Tomou água, e começou limpar a cozinha, foi lavando a louça. Era um gesto de gratidão. Mesmo com medo, ela abriu a geladeira, encontrou uma panela, com o resto do arroz do jantar e, sem pensar muito, pegou uma colher e começou a comer ali mesmo, em pé, com o olhar atento à porta, como se estivesse cometendo um delito.

Tomaso havia acordado pouco depois, tomou banho. Vestiu-se com a mesma simplicidade de sempre, calça de moletom, camiseta escura lisa e foi direto ao quarto de hóspedes. Queria ver como Dara estava, se havia dormido bem, se precisava de algo. Mas ao abrir a porta, encontrou o quarto vazio.

Franziu o cenho e saiu à procura dela pela casa. Ao chegar à cozinha, parou na porta, observando em silêncio.

Dara estava ali, com a panela na mão, comendo deliciosamente, o arroz gelado puro, ficou com os olhos arregalados ao perceber que havia sido flagrada.

— Me desculpa... — disse ela com a boca cheia, foi imediatamente, largando a panela.

— Eu estava com fome... não queria incomodar...

Tomaso se aproximou, sem qualquer sinal de reprovação. Começou rir surpreso.

— Você pode ficar à vontade. Essa casa é grande demais pra continuar vazia. — disse, com um tom divertido.

— E, pra ser sincero, não tem quase nada aqui. Eu vou ao mercado daqui a pouco. Vamos encher essa geladeira.

— Afinal, você ficará hospedada aqui. Coma, pode comer.

Dara sorriu, tímida, ainda constrangida. Pegando a panela novamente.

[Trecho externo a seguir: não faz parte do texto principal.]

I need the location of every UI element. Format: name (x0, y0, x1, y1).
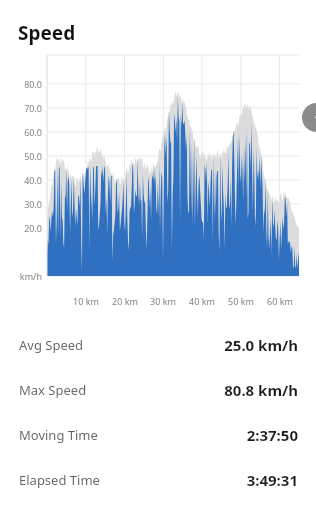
staticText: 30 km (143, 295, 183, 307)
staticText: 30.0 (8, 198, 42, 210)
staticText: 80.8 km/h (224, 380, 298, 400)
staticText: 50 km (221, 295, 261, 307)
staticText: 60 km (260, 295, 300, 307)
staticText: Elapsed Time (19, 471, 100, 489)
button[interactable]: Moving Time (0, 412, 316, 457)
staticText: Avg Speed (19, 336, 84, 354)
staticText: 20.0 (8, 222, 42, 234)
staticText: 40.0 (8, 174, 42, 186)
staticText: 80.0 (8, 78, 42, 90)
staticText: 20 km (105, 295, 145, 307)
button[interactable]: Elapsed Time (0, 457, 316, 502)
staticText: km/h (8, 270, 42, 282)
staticText: 70.0 (8, 102, 42, 114)
staticText: Max Speed (19, 381, 87, 399)
staticText: 10 km (66, 295, 106, 307)
staticText: Moving Time (19, 426, 98, 444)
staticText: 40 km (182, 295, 222, 307)
staticText: 25.0 km/h (224, 335, 298, 355)
staticText: 2:37:50 (246, 425, 298, 445)
staticText: Speed (18, 20, 76, 46)
staticText: 3:49:31 (246, 470, 298, 490)
button[interactable]: Avg Speed (0, 323, 316, 367)
staticText: 60.0 (8, 126, 42, 138)
staticText: 50.0 (8, 150, 42, 162)
button[interactable]: Max Speed (0, 367, 316, 412)
button[interactable]: Previous chart (302, 103, 316, 132)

— Eu agradeço... mas não quero abusar da sua hospitalidade. Hoje, eu vou embora. Já fiquei demais.

— Deve ter uma pousada aqui. Na cidade.

Tomaso a olhou por um momento, pensativo, enquanto colocava a água para ferver. Havia algo nela que o tocava profundamente, talvez a força disfarçada de fragilidade, talvez o fato de que, pela primeira vez em muito tempo, ele se sentia útil.

— Não, eles não dão emprego a uma grávida.

— Você não quer... um emprego? — perguntou, com naturalidade.

— Eu não moro aqui. Só venho de vez em quando. Mas a casa precisa de alguém. Alguém que cuide, que mantenha tudo em ordem.

— Você poderia ficar. Trabalhar aqui. Ter um lugar seguro.

— Claro, quando se recuperar, do nascimento.

Dara ficou em silêncio, surpresa. Seus olhos se encheram de uma mistura de alívio e medo. Era uma oferta generosa, mas também inesperada. Ela abaixou o olhar, pensativa.

— Eu... não sei o que dizer Tomaso. É muita responsabilidade.

Tomaso deu um leve sorriso. Colocando o pó, no coador de café.

— Diz que vai pensar.

— E come direito. Não precisa se esconder pra isso. Tudo o que tiver aqui, você pode comer.

— Menos café, né? Sabe que não pode?

Ela riu, ainda tímida, e foi sentar-se à mesa.

— Não sei nada, disso. Que vergonha.

Pela primeira vez em muito tempo, sentiu que talvez o mundo estivesse lhe dando uma chance. E pode ser notada, como uma gestante normal. Ela achou graça, do quanto ele dava atenção, a isso.